Merchant
What is a Merchant?
A merchant is any natural or legal person who sells goods or services and is authorized to accept electronic payments via credit card, debit card, or digital wallets. In the payment ecosystem, the merchant is the piece that initiates every transaction: without a merchant, there is no payment collection.
To operate, they need a merchant account linked to an acquiring bank. This account holds the funds from each sale before transferring them to the business's bank account. Each merchant account is associated with a merchant ID (MID), a unique identifier that allows the acquirer to route funds to the correct merchant during settlement.
How a merchant works in the payment flow
Every time a customer pays, a chain involving four actors is activated:
- Merchant: Captures transaction data through a physical POS terminal or an online payment gateway.
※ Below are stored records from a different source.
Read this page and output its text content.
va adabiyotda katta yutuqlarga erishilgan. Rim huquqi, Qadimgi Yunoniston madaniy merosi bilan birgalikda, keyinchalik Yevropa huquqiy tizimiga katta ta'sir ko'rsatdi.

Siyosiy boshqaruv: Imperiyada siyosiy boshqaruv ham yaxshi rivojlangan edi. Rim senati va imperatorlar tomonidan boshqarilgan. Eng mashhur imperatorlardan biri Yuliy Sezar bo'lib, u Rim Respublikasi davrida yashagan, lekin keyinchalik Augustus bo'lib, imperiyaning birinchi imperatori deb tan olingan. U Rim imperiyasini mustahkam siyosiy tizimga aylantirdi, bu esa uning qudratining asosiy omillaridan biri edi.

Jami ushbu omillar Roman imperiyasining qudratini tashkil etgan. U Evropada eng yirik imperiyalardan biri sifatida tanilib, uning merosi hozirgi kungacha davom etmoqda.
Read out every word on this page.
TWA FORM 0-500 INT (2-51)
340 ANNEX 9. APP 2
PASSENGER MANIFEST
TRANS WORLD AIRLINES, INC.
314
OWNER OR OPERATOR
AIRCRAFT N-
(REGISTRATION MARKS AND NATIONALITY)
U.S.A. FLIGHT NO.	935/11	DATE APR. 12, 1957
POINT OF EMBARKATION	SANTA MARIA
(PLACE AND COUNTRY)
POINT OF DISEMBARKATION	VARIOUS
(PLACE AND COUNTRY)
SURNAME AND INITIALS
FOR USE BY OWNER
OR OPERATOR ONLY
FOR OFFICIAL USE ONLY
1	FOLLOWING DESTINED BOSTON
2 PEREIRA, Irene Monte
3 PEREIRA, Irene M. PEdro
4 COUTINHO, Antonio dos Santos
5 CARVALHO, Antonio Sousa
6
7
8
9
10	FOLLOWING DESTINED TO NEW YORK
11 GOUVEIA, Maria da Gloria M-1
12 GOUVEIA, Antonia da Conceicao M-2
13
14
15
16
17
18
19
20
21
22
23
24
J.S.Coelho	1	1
- Acquiring Bank: Receives the request and sends it to the card network.
- Card Scheme (Visa, Mastercard): Redirects the request to the customer's bank with its own security controls.
- Issuing Bank: Verifies identity, checks balance, and authorizes or denies the operation.
Settlement to the merchant is completed within 1 to 3 business days. During this period, the money remains in the merchant account.

The MCC (Merchant Category Code) is a 4-digit code assigned by the acquirer. It determines the merchant's commissions, their risk level, and applicable authentication exemptions under PSD2.
Regulatory impact and applicable security for the merchant
Every merchant accepting card payments operates under a regulatory framework that protects the buyer and the financial system. PSD2 requires strong customer authentication (SCA) for electronic payments, although the merchant can request low-risk exemptions to improve conversion. The PCI DSS standard mandates the protection of card data, and tokenization allows the actual card number (PAN) to be replaced by a code with no value outside that environment. Furthermore, the acquirer must verify the merchant's identity through KYC and monitor their operations to comply with AML/CFT regulations.
Risk classification: low, medium, and high-risk merchants
The acquiring bank classifies each merchant according to their financial exposure. Acquiring banks publish lists of low, medium, and high-risk MCCs that guide this segmentation:
| Risk Level | MCC Examples | Characteristics |
|---|---|---|
| Low | Supermarkets (5411), hardware stores | Small tickets, low chargeback rate |
| Medium | Electronics, subscriptions, online jewelry | Variable tickets, mixed channel, frequent returns |
| High | Gambling (7995), cryptocurrencies, Forex | High probability of chargebacks, Rolling Reserves |
A high-risk merchant does not operate illegally, but the acquirer will demand reinforced KYC and AML/CFT controls, higher commissions, and will likely withhold 10% of their sales for 180 days as a guarantee.
If the chargeback rate exceeds 1% of transactions, Visa and Mastercard activate monitoring programs that can lead to fines or the cancellation of the ability to accept card payments.
Operational advantages and disadvantages for merchants
Having a well-configured merchant account offers direct benefits: higher conversion by accepting multiple payment methods, full traceability of every operation linked to the merchant ID, and access to SCA exemptions that speed up checkout.
The main challenges are acquiring costs (the regulated interchange fee stands at 0.20% for debit and 0.30% for credit on European consumer cards), the risk of chargebacks where the merchant bears the burden of proof, and the continuous investment in PCI DSS and AML/CFT compliance.